This model implements the paper "Vehicle Pose Estimation: Exploring Angular Representations" by Orlov, I.; Buzzelli, M. and Schettini, R. (2024) in Proceedings of the 19th International Joint Conference on Computer Vision, Imaging and Computer Graphics Theory and Applications - Volume 2: VISAPP; ISBN 978-989-758-679-8; ISSN 2184-4321, SciTePress, pages 853-860
Our research utilizes the PASCAL3D+ dataset, which offers a diverse range of object categories, including cars, with annotated azimuth estimations for each photograph. We introduce two architectures that approach azimuth estimation as a regression problem, each employing a deep convolutional neural network (DCNN) backbone but diverging in their output definition strategies.
The azimuth, ( φ ), is defined as the angle in the range [-π, π] that represents the orientation of a vehicle with respect to the viewer. Originating from the front of the car, this angle describes how much the vehicle has rotated from this frontal viewpoint. For instance, ( φ = 0 ) would indicate a car directly facing the viewer, while ( φ = π/2 ) would signify the car turned 90° to the right. This definition is depicted below.
We use Pascal 3D+ dataset v.1.1 to train the model. We take only ImageNet images subset.
We tired two different approaches to formalize the output of the model, since we cannot return only one variable because of the polar coordinates nature (π and -π predictions should have 0 distance, not 2π).
- We output o1=sin(φ) & o2=cos(φ) of the predicted azimuth using tanh activation;
- Recover φ pred := atan2(o1, o2);
- Loss function: MSE
We Split the angle prediction into two discriminators:
- Front/Rear “classifier”
- Left/Right “classifier”
So we define two angles α & β as shown below
NB. The paper contains few mistakes in the values of β of corresponding figure, so we corrected them in the image above.
Model returns two outputs, which are absolute values of α & β.

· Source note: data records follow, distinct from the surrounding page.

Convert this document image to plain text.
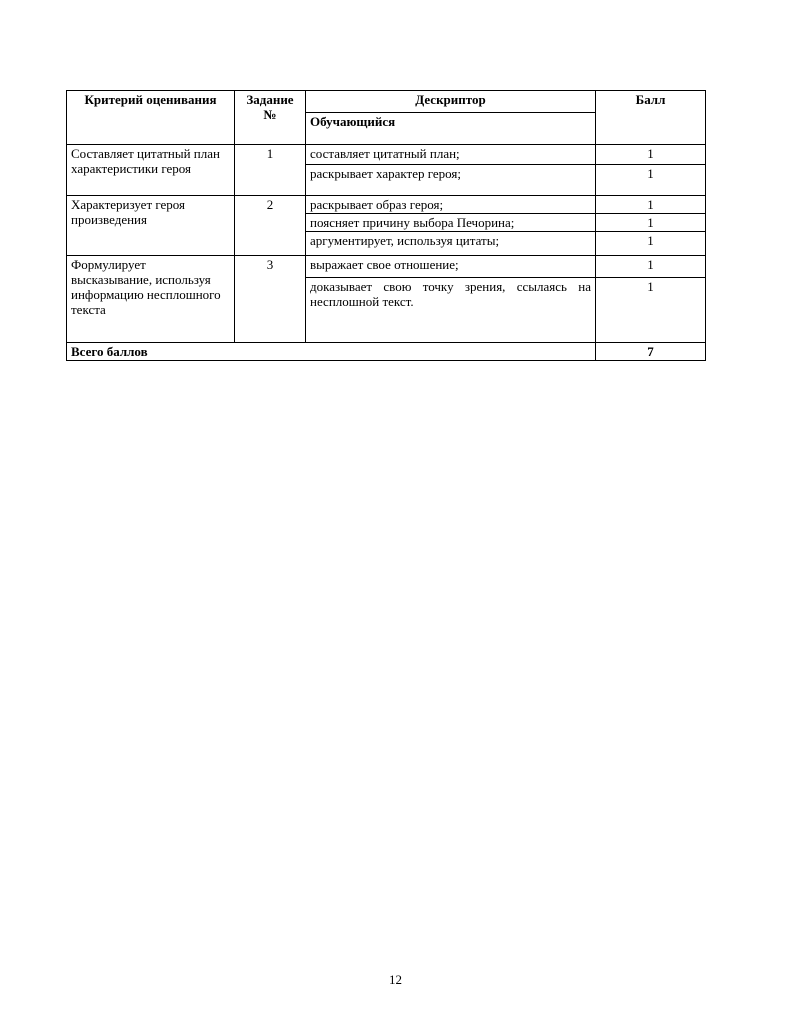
Критерий оценивания	Задание №	Дескриптор	Балл
		Обучающийся	
Составляет цитатный план характеристики героя	1	составляет цитатный план;	1
		раскрывает характер героя;	1
Характеризует героя произведения	2	раскрывает образ героя;	1
		поясняет причину выбора Печорина;	1
		аргументирует, используя цитаты;	1
Формулирует высказывание, используя информацию несплошного текста	3	выражает свое отношение;	1
		доказывает свою точку зрения, ссылаясь на несплошной текст.	1
Всего баллов			7
12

- Final activation: two sigmoids, which correspond to two normalized angles α & β;
- Loss function: sum of two binary cross-entropy loss for the α & β predictions;
To evaluate the performance of the models:
- We recover the predicted φ angle
- Realign φpred to φtrue if needed and calculate the minimum angle between those
The metrics we use:
- Mean Absolute Error (in degrees)
- Rooted Mean Squared Error (in degrees)
- Median Absolute Error (in degrees)
- R2 score
- Accuracy π/6: The fraction of instances whose predicted viewpoint is within a π/6 threshold of the target viewpoint
Requirements:
- Python 3.8
- Tensorflow 2.8
For local setup, run:
conda create -n car-pose-estimation python=3.8 poetry -y
conda activate car-pose-estimation
poetry install --with dev
To generate the dataset from original Pascal 3D+ dataset zip file, run:
poetry run python scripts/prepare_dataset.py
To train the model, run:
poetry run python scripts/train_model.py
To validate the model, run:
poetry run python scripts/validate_model.py
To run inference on a folder of images, run:
poetry run python scripts/inference.py --model_path=model_file.h5 --approach=2 --images_path=tests/sample_images --output_path=./samples_results.json
To create the visualization of the results, add the --visualizations_path=./samples_visualization
argument.
Check the source of the scripts/inference.py
for more details on the arguments.